Relationships of the N.Z. Squaloidea
Phillipps' (1946) and Whitley (1940) regard the New Zealand and Australasian squaloids as highly endemic. Of the ten species they list in the New Zealand fauna, six are given as occurring in New Zealand only, while the remaining four are shared only with Australia. None are classed as having a widespread or cosmopolitan distribution.

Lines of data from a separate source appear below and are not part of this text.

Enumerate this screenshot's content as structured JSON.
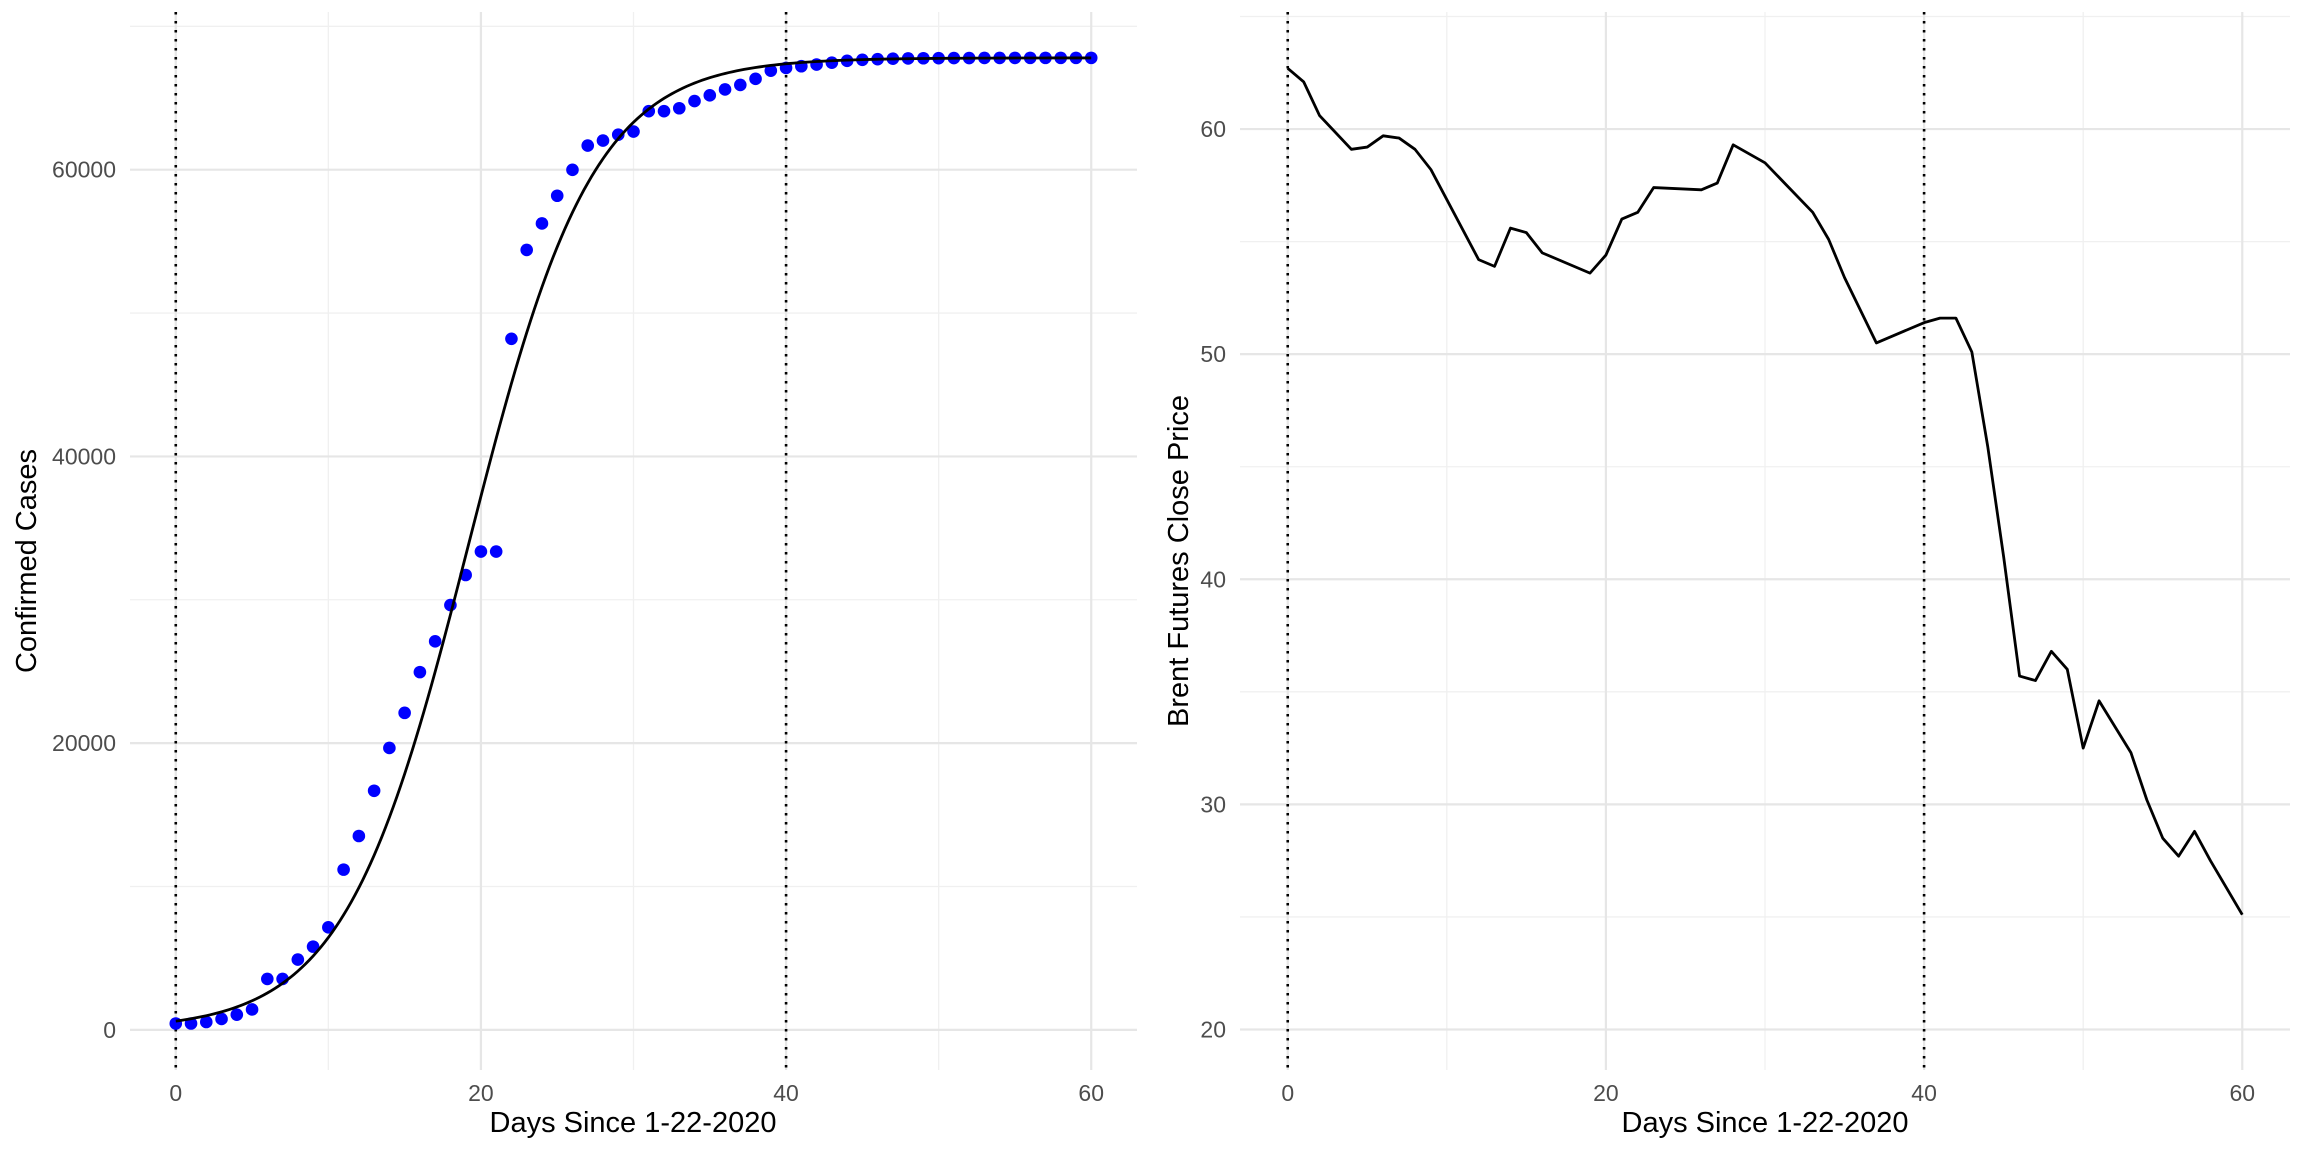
{
  "chart_data": [
    {
      "type": "scatter",
      "xlabel": "Days Since 1-22-2020",
      "ylabel": "Confirmed Cases",
      "xlim": [
        -3,
        63
      ],
      "ylim": [
        -2800,
        71000
      ],
      "x_ticks": [
        0,
        20,
        40,
        60
      ],
      "y_ticks": [
        0,
        20000,
        40000,
        60000
      ],
      "grid": true,
      "reference_lines_x": [
        0,
        40
      ],
      "series": [
        {
          "kind": "points",
          "color": "#0000ff",
          "x": [
            0,
            1,
            2,
            3,
            4,
            5,
            6,
            7,
            8,
            9,
            10,
            11,
            12,
            13,
            14,
            15,
            16,
            17,
            18,
            19,
            20,
            21,
            22,
            23,
            24,
            25,
            26,
            27,
            28,
            29,
            30,
            31,
            32,
            33,
            34,
            35,
            36,
            37,
            38,
            39,
            40,
            41,
            42,
            43,
            44,
            45,
            46,
            47,
            48,
            49,
            50,
            51,
            52,
            53,
            54,
            55,
            56,
            57,
            58,
            59,
            60
          ],
          "y": [
            444,
            444,
            549,
            761,
            1058,
            1423,
            3554,
            3554,
            4903,
            5806,
            7153,
            11177,
            13522,
            16678,
            19665,
            22112,
            24953,
            27100,
            29631,
            31728,
            33366,
            33366,
            48206,
            54406,
            56249,
            58182,
            59989,
            61682,
            62031,
            62442,
            62662,
            64084,
            64084,
            64287,
            64786,
            65187,
            65596,
            65914,
            66337,
            66907,
            67103,
            67217,
            67332,
            67466,
            67592,
            67666,
            67707,
            67743,
            67760,
            67773,
            67781,
            67786,
            67790,
            67794,
            67798,
            67799,
            67800,
            67800,
            67800,
            67800,
            67800
          ]
        },
        {
          "kind": "fitted-curve",
          "color": "#000000",
          "model": "logistic",
          "K": 67800,
          "r": 0.245,
          "t0": 19.2
        }
      ]
    },
    {
      "type": "line",
      "xlabel": "Days Since 1-22-2020",
      "ylabel": "Brent Futures Close Price",
      "xlim": [
        -3,
        63
      ],
      "ylim": [
        18.2,
        65.2
      ],
      "x_ticks": [
        0,
        20,
        40,
        60
      ],
      "y_ticks": [
        20,
        30,
        40,
        50,
        60
      ],
      "grid": true,
      "reference_lines_x": [
        0,
        40
      ],
      "series": [
        {
          "color": "#000000",
          "x": [
            0,
            1,
            2,
            4,
            5,
            6,
            7,
            8,
            9,
            12,
            13,
            14,
            15,
            16,
            19,
            20,
            21,
            22,
            23,
            26,
            27,
            28,
            30,
            33,
            34,
            35,
            37,
            40,
            41,
            42,
            43,
            44,
            45,
            46,
            47,
            48,
            49,
            50,
            51,
            53,
            54,
            55,
            56,
            57,
            58,
            60
          ],
          "y": [
            62.7,
            62.1,
            60.6,
            59.1,
            59.2,
            59.7,
            59.6,
            59.1,
            58.2,
            54.2,
            53.9,
            55.6,
            55.4,
            54.5,
            53.6,
            54.4,
            56.0,
            56.3,
            57.4,
            57.3,
            57.6,
            59.3,
            58.5,
            56.3,
            55.1,
            53.4,
            50.5,
            51.4,
            51.6,
            51.6,
            50.1,
            45.9,
            41.0,
            35.7,
            35.5,
            36.8,
            36.0,
            32.5,
            34.6,
            32.3,
            30.2,
            28.5,
            27.7,
            28.8,
            27.5,
            25.1
          ]
        }
      ]
    }
  ]
}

Considering that the majority of the New Zealand squaloids occur in moderately deep water, and very few are shelf species, it is unlikely that a high proportion of such a mobile fauna should be restricted in its distribution. This is borne out in the present revision, where only two species, Etmopterus baxteri and Scymnodalatias sherwoodi have not been taken as yet outside New Zealand. E. baxteri is known from the continental slope, in 480–780 fathoms, so it is not unreasonable to expect that it may have a wider distribution. Scymnodalatias sherwoodi is known from one beachcast specimen, but its facies suggest it is a deep-water species.

The remaining twelve species are all more or less widespread in their distribution except for Scymnodon plunketi and Oxynotus bruniensis which appear to be confined to New Zealand and Australia.
Two species, Squalus blainvillii and Echinorhinus brucus, are virtually cosmopolitan, occurring in both the Pacific and Atlantic north and south, though not yet known off the Pacific coast of North and Central America. I have no personal experience of E. brucus in our waters, but retain it in the list only on the basis of a mounted skin in the Otago Museum labelled “Dunedin. April, 1887.” Squalus acanthias is similarly widespread but does not occur in tropical or subtropical waters.
Centrophorus squamosus, Deania calcea and Dalatias licha are known from the Pacific north and south, and from the north Atlantic, but have yet to be taken in the south Atlantic.
New Zealand species so far restricted to the Indo-Pacific are Centroscymnus owstonii, Etmopterus lucifer and Echinorhinus cookei.
The remaining species to be mentioned, Centroscymnus crepidater, has perhaps the most curious distribution, being known only from the eastern north Atlantic as well as from New Zealand. But this is unlikely to be its real distribution, and as it is a deep-water species (420–500 fathoms in New Zealand) it will almost certainly be recorded elsewhere.